WHEN the current voter-registration period started in May 2014, the number of people without biometrics stood at 9.6 million. Today there are still 4.7 million people left who have not had their biometrics registered with the Commission on Elections (Comelec). These people need to get themselves validated.
Why validate? Obviously, the most important thing is that you won’t be able to vote in 2016, unless you have your biometrics in the system. And if you’re already a registered voter, the only way to make sure that your biometrics are in the the system (as they ought to be) is to have yourself validated.
Section 7 of Republic Act 10367 provides: “Voters who fail to submit for validation on or before the last day of filing of application for registration for purposes of the May 2016 elections shall be deactivated pursuant to this Act.” Of course, a person who has been “deactivated” remains on the list of voters, but he will not be able to vote. So, it won’t matter if you’ve been a regular voter, or even if you voted in the last elections. If you don’t validate before the deadline, you will not be able to vote in 2016. Truly no bio, no boto.
Apart from that, though, you can also think of validation as one way of making a personal contribution to the improvement of Philippine elections.
One of the pillars of successful elections is a clean list of voters, and a clean list of voters is exactly what validation will produce. Validation, via biometrics, will ensure that each person has only one voter record. Multiple registrations—which cause bloated lists of voters, which, in turn, are used to mask vote fraud perpetrated by having people casting votes multiple times using multiple identities—will be eliminated. Flying voters, in other words, will become extinct.
In case you haven’t been paying attention to these kinds of things for a while, biometrics simply refer to those physical attributes which set one person apart from everyone else. No one looks exactly like you, and no one has the exact same set of fingerprints that you do, except in the case of identical twins, but even then, the chances of a perfect match are too small to really worry about. Also, for the most part, no one can sign your name exactly the way you do—not even identical twins. Which is why when we speak of biometrics, we refer to your face, digitally photographed; your fingerprints, digitally taken; and your signature, directly captured by a computer via a signature pad.
Leveraging this fact that there are physical attributes that make you virtually unique, the Comelec’s Automated Fingerprint Identification System (AFIS)—and, yes, that’s the same AFIS you hear about on crime shows on television—compares your records against all other biometric records in the database, searching for a match.

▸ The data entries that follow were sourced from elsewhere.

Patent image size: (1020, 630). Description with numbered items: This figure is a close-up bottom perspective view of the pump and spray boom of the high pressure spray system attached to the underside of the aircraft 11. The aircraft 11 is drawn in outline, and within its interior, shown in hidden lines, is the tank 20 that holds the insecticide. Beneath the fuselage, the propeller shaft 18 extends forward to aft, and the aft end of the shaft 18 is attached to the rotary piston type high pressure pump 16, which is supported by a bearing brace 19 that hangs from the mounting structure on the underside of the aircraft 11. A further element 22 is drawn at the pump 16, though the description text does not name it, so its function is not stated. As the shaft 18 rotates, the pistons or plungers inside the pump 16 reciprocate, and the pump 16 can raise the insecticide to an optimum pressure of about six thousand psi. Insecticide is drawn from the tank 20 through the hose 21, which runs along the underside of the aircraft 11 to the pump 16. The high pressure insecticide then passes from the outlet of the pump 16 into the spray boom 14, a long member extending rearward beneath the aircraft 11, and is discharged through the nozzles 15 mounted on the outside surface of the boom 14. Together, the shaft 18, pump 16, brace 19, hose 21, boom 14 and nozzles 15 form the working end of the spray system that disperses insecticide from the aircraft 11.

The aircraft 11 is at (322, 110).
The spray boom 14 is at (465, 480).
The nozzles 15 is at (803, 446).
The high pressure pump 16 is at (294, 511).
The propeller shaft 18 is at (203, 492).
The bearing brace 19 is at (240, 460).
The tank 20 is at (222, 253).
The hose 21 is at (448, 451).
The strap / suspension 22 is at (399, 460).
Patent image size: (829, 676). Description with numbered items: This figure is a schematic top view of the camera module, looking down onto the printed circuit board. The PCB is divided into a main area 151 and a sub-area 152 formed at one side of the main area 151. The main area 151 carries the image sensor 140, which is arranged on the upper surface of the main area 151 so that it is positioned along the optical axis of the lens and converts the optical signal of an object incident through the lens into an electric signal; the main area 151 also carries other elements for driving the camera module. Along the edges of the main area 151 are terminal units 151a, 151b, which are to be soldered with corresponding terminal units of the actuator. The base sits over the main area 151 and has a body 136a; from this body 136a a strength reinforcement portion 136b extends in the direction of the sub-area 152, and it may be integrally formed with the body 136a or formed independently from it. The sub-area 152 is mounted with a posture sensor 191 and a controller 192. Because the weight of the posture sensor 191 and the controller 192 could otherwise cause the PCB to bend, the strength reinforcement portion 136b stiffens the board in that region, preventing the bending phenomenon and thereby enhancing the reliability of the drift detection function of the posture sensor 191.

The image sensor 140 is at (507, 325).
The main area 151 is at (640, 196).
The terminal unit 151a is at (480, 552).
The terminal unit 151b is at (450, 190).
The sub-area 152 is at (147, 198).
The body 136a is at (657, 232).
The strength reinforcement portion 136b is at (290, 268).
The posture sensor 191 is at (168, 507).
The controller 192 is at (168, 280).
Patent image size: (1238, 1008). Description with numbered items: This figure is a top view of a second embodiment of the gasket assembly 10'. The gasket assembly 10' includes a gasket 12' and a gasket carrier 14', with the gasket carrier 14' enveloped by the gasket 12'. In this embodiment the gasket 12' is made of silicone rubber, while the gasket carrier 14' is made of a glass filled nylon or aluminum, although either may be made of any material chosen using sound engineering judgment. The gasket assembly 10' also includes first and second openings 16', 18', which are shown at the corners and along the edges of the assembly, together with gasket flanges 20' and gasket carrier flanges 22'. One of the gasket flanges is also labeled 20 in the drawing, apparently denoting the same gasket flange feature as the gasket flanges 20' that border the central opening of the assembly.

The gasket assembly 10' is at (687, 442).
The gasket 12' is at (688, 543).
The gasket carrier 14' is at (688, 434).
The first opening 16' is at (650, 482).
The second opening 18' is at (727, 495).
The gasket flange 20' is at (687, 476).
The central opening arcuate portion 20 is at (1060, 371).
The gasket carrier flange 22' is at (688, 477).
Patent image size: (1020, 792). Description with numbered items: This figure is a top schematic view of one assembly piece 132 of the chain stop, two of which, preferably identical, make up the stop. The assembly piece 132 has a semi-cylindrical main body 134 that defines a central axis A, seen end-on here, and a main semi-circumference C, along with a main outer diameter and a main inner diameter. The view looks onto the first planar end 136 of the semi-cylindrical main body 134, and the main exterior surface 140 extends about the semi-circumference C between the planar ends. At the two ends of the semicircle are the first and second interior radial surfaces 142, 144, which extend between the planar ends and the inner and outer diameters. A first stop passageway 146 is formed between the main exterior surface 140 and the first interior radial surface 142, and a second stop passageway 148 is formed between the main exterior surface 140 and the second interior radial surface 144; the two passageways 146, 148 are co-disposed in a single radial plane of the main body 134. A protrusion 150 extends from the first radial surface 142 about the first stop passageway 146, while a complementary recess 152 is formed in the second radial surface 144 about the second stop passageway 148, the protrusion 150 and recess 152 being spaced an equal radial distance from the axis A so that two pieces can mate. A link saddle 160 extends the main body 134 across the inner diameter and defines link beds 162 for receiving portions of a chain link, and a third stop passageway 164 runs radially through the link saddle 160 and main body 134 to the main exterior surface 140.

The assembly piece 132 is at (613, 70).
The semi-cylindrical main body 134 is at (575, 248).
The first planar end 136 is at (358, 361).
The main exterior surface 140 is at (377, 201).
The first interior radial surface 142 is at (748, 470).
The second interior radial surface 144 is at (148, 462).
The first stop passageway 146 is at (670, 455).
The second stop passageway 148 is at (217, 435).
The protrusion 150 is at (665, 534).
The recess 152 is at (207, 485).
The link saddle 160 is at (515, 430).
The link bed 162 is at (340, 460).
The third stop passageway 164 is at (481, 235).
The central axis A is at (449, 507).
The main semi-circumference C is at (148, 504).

If a fingerprint match is found, that means you’ve registered as a voter two or more times. Your picture and signature provide added confirmation. Since the Comelec started implementing biometrics matching in the early 2000’s, there have been numerous records revealed to feature the same person—both men and women—registered under different names, sporting different hairstyles and wearing different clothes, all in an apparent effort to get on the list of voters as different people.
If it were not for AFIS, which was made possible by the gathering of biometrics, these nimrods would have been able to vote more than once.
As an additional bonus, the Comelec’s validation drive will also result in the elimination of the names of deceased voters from the list. This means that the “votes” of these dead voters can no longer be used to conceal fraud, and that, hopefully, we can finally let all those cemetery jokes rest in peace.
So, even if you don’t care to vote, you still should consider validating in order to help make the system better for everyone else.
Keep in mind that in the National Capital Region and in highly urbanized cities, Comelec offices are open for validation from Sunday to Friday, from 8 a.m. to 5 p.m. In other cities and municipalities throughout the country, validation is from Monday to Friday, 8 a.m. to 5 p.m. Validation can also be done during satellite registrations, as may be announced by the local Comelec conducting the satellite registration.
You also need to be aware that the last day for validation is on October 31, 2015; that a person may only submit for validation at the local Comelec office where he registered to vote; and that a person does not need to present any identification in order to get himself validated.
As the advocacy group Lente once quipped: “Voting is like love. It needs validation.” True story.
James Jimenez is the spokesman of the Commission on Elections.